Though Paula Vaughn earned a degree in political science from the University of Georgia, she held a strong interest in the arts. At home, she sewed her children's clothing, creating smocks with decorative stitching, and she often played the guitar and sang to her children. She also kept journals and wrote stories about her life experiences. She involved her children in a variety of arts related activities such as dance, piano, saxophone and photography.

A life-long member of the Conyers Civic League, Paula Vaughn, along with other members, established a children's arts festival in 1979 which continued on annually for a decade.
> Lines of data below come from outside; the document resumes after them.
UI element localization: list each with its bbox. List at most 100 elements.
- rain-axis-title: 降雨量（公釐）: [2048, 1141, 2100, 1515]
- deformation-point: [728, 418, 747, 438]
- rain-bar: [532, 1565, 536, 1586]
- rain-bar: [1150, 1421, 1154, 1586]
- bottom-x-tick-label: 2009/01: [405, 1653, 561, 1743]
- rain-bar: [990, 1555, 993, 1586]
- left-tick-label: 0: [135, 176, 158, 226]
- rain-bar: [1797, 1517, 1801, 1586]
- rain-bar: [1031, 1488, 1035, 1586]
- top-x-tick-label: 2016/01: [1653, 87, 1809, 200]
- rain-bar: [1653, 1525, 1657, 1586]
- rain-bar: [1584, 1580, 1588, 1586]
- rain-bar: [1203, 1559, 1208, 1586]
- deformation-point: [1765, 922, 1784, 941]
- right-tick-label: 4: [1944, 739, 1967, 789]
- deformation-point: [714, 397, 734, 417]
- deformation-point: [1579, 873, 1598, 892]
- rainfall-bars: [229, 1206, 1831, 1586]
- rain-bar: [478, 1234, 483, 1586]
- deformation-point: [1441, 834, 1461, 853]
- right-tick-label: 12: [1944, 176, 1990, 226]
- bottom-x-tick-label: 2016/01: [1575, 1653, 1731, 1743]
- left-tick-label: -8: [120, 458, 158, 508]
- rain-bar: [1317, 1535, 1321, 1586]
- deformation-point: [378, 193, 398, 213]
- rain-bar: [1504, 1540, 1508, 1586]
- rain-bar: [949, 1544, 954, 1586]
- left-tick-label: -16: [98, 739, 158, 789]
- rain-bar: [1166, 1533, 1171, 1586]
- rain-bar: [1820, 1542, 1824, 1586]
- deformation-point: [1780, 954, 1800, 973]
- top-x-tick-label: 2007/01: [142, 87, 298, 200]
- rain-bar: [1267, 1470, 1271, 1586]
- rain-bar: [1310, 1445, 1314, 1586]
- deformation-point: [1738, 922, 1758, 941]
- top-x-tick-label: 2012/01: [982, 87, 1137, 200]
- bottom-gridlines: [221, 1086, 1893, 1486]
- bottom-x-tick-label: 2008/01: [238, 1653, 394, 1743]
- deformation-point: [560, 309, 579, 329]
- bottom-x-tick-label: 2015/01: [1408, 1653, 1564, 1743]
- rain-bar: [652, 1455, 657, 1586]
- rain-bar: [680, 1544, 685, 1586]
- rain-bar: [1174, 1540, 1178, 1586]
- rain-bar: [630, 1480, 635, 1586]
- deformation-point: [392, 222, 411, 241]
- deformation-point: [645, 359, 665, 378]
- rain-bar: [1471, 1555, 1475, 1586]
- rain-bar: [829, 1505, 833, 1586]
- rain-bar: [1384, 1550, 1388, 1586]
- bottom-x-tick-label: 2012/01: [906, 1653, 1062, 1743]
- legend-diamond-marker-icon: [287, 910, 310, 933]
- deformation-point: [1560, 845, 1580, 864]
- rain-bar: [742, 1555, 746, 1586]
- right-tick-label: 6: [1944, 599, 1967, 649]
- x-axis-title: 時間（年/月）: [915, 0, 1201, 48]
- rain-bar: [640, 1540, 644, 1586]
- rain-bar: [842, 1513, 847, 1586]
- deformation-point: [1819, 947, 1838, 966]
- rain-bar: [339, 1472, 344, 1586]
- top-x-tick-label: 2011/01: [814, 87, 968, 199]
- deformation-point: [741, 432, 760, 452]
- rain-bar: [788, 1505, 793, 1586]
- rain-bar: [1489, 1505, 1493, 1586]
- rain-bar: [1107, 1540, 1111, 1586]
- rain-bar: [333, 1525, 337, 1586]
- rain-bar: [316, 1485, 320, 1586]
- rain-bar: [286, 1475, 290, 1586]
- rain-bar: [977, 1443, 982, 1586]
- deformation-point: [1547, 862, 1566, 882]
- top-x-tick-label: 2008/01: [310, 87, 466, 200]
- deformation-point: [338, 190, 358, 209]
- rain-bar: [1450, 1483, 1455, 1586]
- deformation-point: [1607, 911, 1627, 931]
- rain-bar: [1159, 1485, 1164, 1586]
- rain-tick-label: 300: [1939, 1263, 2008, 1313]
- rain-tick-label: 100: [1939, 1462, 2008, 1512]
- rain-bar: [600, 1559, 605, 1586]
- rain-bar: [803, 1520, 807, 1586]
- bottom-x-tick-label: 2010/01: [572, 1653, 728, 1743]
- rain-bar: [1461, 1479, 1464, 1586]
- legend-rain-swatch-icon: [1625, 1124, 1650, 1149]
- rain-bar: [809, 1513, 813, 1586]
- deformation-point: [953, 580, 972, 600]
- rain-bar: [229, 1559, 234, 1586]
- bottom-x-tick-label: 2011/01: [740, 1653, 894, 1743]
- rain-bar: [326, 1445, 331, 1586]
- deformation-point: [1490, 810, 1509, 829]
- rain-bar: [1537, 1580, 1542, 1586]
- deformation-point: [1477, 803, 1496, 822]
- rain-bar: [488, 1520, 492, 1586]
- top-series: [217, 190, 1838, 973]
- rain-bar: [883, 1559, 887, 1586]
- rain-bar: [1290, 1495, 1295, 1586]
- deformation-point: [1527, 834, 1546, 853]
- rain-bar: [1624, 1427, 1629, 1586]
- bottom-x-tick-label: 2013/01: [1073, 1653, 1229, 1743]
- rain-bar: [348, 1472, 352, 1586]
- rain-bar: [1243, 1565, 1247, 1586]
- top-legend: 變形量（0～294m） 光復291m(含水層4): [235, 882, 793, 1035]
The public event offered performances, from bagpipe players to African dance, as well as music from the local high school jazz bands and art stations where kids could make watercolor paintings or clay pottery.

During the 1980s, Paula Vaughn and handful of other volunteers, under the sponsorship of the Rockdale Chamber of Commerce, created the roots of a non-profit community arts organization which grew into the CRCA by 1989.

Paula knew that businesses, as well as individuals, prefer to establish themselves in a community where the arts thrive, said Judy Mauran, friend and fellow CRCA board member.

"Paula absolutely understood the need for the arts. She had an appreciation of the arts and what they could do for people and she had a good sense of how arts are important to the community and how much it would bring to the community," she said.

Mauran said that Paula Vaughn always proved thorough in her planning and, though she was quiet, people listened when she spoke.

"She was wonderful and sweet but she could be tough as nails when she wanted to be," said Mauran.

Paula Vaughn served as the executive director of the CRCA for three years in the 1990s and took a hiatus from the organization in 1996 when she began to advocate for the arts on the state level. She served on the boards of the Georgia Assembly of Community Arts, the Metropolitan Atlanta Arts Fund and the Georgia Council for the Arts, where she helped found a grassroots arts program.

She also earned a degree in Web page design from Oglethorpe University in 2001 and proceeded to donate her newly honed skills to build Web pages for the CRCA and her church, Conyers First United Methodist Church.

Paula Vaughn returned to the CRCA as a volunteer in the late 1990s and continued to nurture the organization until 2005 when she became president of the CRCA board. During the 1990s, the CRCA also found a new home at 910 Center St. in Olde Town Conyers, thanks to financial support from the Vaughn family. Paula Vaughn obtained grant money for the CRCA and eventually helped convince the city and county to contribute to the CRCA budget.

"Paula was the brains behind the operation, but she was very shy to take the credit. She was very humble," said friend and fellow CRCA board member Bonnie Powell. "If Paula hadn't been there, I don't know who would have done it. The arts that are in this county are a direct result of the groundwork that she laid. She was a silent driving force."

Powell described Paula Vaughn as an extremely organized person and an excellent researcher. If Paula Vaughn didn't know the answer to a question, she'd find out, said Powell.

"The arts world has certainly lost an important player in Rockdale County," said Powell.